Opinion - 20 décembre 2017

La bulle pétrolière va-t-elle exploser ?

sables bitumineux alberta
- Photo par Le troupeau, Jeff Wallace via Flickr

Ecrit par Bertrand Piccard 4 min de lecture

Mes réflexions tournent actuellement autour d’un phénomène passé largement inaperçu dans les médias qui ont relaté la COP 23 et le récent sommet de Paris sur le climat, à savoir le risque d’un krach boursier retentissant. Pourquoi ?

Deux mondes coexistent actuellement : l’ancien, qui imagine le futur comme une extrapolation du passé en feignant d’ignorer le développement des énergies renouvelables, et le nouveau qui prône un changement complet de notre rapport à l’énergie et à l’environnement.

Jusque-là, rien de nouveau, si ce n’est le risque économique majeur engendré par cette asymétrie. J’en veux pour preuve la décision prise récemment par un grand nombre d’acteurs économiques de ne plus financer certaines sources d’énergies fossiles, voir même de vendre leurs actifs dans ce domaine tant qu’ils valent encore quelque chose, pour investir dans la transition énergétique.

La réalité d’aujourd’hui est que les flux financiers ont commencé à se réorienter massivement au détriment des énergies fossiles. Les assurances ont pris conscience des risques inhérents aux changement climatiques, autant par réalisme que par éthique. Et les fonds de pension, gestionnaires d’actifs, banques, grandes entreprises, sont déjà en train de quitter discrètement le navire avant qu’il ne coule. Les énergies fossiles commencent à s’apparenter à des actifs pourris dont il faut se débarrasser.

Cela ne vous rappelle rien ? Même pas la crise des subprimes en 2008 et la bulle internet en 2000 ?

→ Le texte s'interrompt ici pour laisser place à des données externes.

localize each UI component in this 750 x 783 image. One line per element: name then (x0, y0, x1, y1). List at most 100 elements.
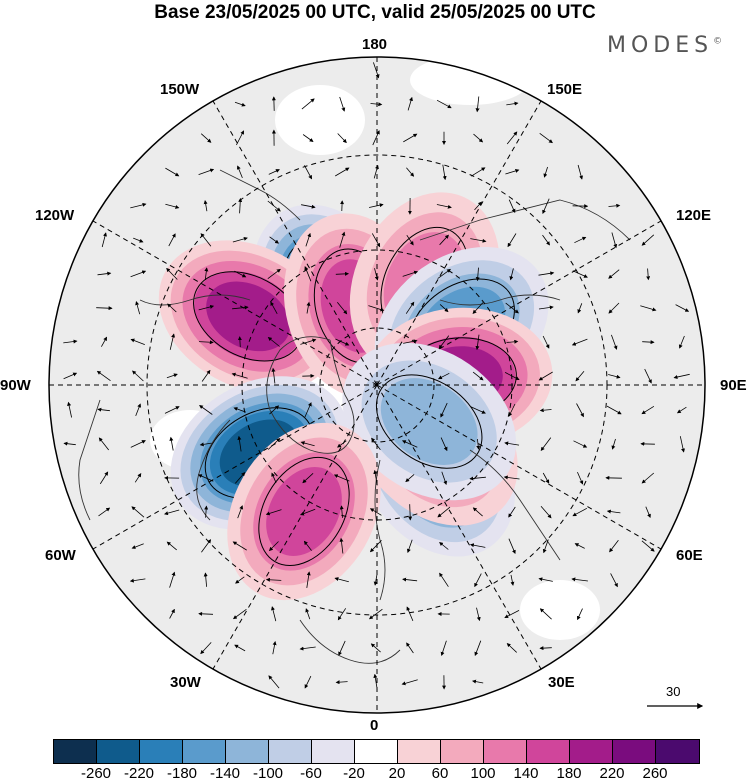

Sur le plan environnemental, il est clair que tout va trop lentement. La situation est beaucoup plus grave que prévu, et Emmanuel Macron l’a exprimé avec courage : « On est en train de perdre la bataille [du climat] ! » Mais sur le plan économique, tout va très vite. Trop vite ? Les entreprises de l’ancien monde vont rapidement se retrouver à sec, non pas de pétrole, mais de liquidités financières. Incapables d’investir dans de nouvelles mines de charbon, puits de pétrole, gisements de sables bitumineux et autres gaz de schiste, elles courent le risque d’une banqueroute retentissante. Certains la prédisent déjà pour la prochaine décennie…

Ne nous arrêtons pas aux apparences. S’il s’agit d’une excellente nouvelle pour l’environnement, ce sera une catastrophe planétaire pour l’humanité. Avec des faillites en chaine et des dizaines de millions de chômeurs et de laissés pour compte, beaucoup regretteront la crise boursière de 1929… Le paradoxe est poignant : l’écroulement de notre société risque d’être causé par la prévention des changements climatiques encore plus rapidement que par ces derniers !

Il est donc absolument indispensable d’entrainer l’ancien monde dans la transition énergétique, de le forcer à évoluer malgré lui. Nous débarrasser des énergies fossiles ne doit pas signifier nous débarrasser des entreprises qui y sont liées. Ces dernières sont en train de passer du statut d’accusées à celui de futures victimes. Mais si elles tombent, nous tomberons tous avec elles. Par conséquent, loin de lutter contre elles, il faut les aider, les accompagner, leur montrer les avantages qu’elles trouveront à se diversifier dans le nouveau monde, les protéger du syndrome Kodak. Elles ont le savoir-faire, la technologie, l’expérience, les ressources financières (pendant encore quelques années…) pour sauver la planète, tout en se sauvant elles-mêmes. Faisons-le sans violence, mais avec fermeté, car elles ont besoin d’être un peu bousculées pour le comprendre.